Introduction
Lumbar spondylolisthesis can be asymptomatic, but many patients present with low back pain or radicular symptoms, often requiring surgical intervention. Degenerative spondylolisthesis typically occurs at the L4 level, while isthmic spondylolisthesis predominantly affects the L5 level, both exhibiting distinct lumbopelvic alignment characteristics. This study aimed to compare lumbopelvic alignment in patients with degenerative and isthmic spondylolisthesis requiring surgery to that in the general adult population.
Methods
We analyzed 37 patients with L4 degenerative spondylolisthesis and 16 patients with L5 isthmic spondylolisthesis who underwent spinal fusion surgery at our institution.

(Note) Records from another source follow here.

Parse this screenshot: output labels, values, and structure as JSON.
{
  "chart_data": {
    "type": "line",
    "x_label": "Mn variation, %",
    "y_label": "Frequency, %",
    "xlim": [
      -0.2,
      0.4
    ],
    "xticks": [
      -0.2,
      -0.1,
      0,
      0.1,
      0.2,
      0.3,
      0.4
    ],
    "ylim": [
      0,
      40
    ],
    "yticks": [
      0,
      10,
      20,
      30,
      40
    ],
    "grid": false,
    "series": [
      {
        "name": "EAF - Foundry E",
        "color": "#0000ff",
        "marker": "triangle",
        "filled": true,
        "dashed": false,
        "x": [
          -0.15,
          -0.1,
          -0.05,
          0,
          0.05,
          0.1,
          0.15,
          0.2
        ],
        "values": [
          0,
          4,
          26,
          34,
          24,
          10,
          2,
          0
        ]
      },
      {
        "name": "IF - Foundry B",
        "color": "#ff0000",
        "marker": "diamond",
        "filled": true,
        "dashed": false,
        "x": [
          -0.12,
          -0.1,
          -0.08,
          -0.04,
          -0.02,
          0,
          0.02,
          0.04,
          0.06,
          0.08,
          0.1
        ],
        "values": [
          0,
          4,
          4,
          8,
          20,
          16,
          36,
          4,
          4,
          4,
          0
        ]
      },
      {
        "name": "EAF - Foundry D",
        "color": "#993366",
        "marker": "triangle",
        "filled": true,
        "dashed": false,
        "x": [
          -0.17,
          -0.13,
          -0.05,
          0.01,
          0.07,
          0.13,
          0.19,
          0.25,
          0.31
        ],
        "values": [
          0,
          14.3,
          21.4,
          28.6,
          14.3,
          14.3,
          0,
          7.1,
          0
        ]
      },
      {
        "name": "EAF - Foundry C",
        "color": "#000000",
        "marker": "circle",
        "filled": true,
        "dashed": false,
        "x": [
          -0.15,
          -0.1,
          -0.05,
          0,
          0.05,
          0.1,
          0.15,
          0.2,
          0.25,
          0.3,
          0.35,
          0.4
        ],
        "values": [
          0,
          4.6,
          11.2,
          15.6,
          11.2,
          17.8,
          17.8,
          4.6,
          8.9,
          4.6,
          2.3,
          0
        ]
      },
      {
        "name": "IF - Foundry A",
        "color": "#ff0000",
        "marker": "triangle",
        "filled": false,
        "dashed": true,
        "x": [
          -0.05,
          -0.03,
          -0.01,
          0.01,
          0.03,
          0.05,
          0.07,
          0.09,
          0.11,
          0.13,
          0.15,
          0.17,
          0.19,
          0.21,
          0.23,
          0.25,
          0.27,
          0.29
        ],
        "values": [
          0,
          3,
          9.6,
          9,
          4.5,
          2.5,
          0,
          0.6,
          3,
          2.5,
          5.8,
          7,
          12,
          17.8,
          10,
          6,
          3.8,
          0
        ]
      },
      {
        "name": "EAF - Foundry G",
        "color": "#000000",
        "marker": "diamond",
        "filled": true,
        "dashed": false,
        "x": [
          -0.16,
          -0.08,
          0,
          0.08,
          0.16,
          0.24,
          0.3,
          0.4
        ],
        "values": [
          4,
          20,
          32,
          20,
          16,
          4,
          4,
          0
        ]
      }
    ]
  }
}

For comparison, CT images from 708 patients who had abdominal or lumbar CT scans for non-back-pain-related reasons were reconstructed. We identified 28 patients with L4 degenerative spondylolisthesis and 15 with L5 isthmic spondylolisthesis as representative of the general adult population. Sagittal CT images were evaluated for lumbar lordosis (LL) and sacral slope (SS), and statistical analysis was conducted using Student’s t-test and Chi-square test to compare age, LL, SS, and male/female ratios between groups.
Results
The mean age for L4 degenerative spondylolisthesis surgery patients was 69.0 ± 9.7 years (male/female: 15/22), with an LL of 40.9 ± 9.9° and an SS of 35.2 ± 7.9°. L5 isthmic spondylolisthesis surgery patients had a mean age of 63.6 ± 10.2 years (male/female: 13/3), LL of 39.1 ± 9.8°, and SS of 36.6 ± 6.8°. L5 isthmic patients were significantly more likely to be male (p=0.0064) and showed a trend toward younger age (p=0.071), with no significant differences in LL or SS compared to L4 degenerative patients. In the general population, those with L4 degenerative spondylolisthesis had a mean age of 75.7 ± 9.6 years (male/female: 13/15), LL of 44.5 ± 11.0°, and SS of 39.2 ± 9.0°. Patients with L5 isthmic spondylolisthesis in the general population had a mean age of 73.9 ± 11.2 years (male/female: 12/3), LL of 48.5 ± 9.8°, and SS of 42.7 ± 6.5°. No significant differences in age, LL, or SS were found between the general population groups, except for the male/female ratio (p=0.033). While LL and SS in L4 degenerative spondylolisthesis surgery patients did not differ significantly from the general population, L5 isthmic spondylolisthesis surgery patients showed significantly lower LL (p=0.012) and SS (p=0.017) compared to the general population.
Discussion
Lumbopelvic alignment in L4 degenerative spondylolisthesis surgery patients was comparable to that of the general population. However, L5 isthmic spondylolisthesis surgery patients exhibited significantly decreased lumbar lordosis and sacral slope, indicating altered alignment compared to the general population.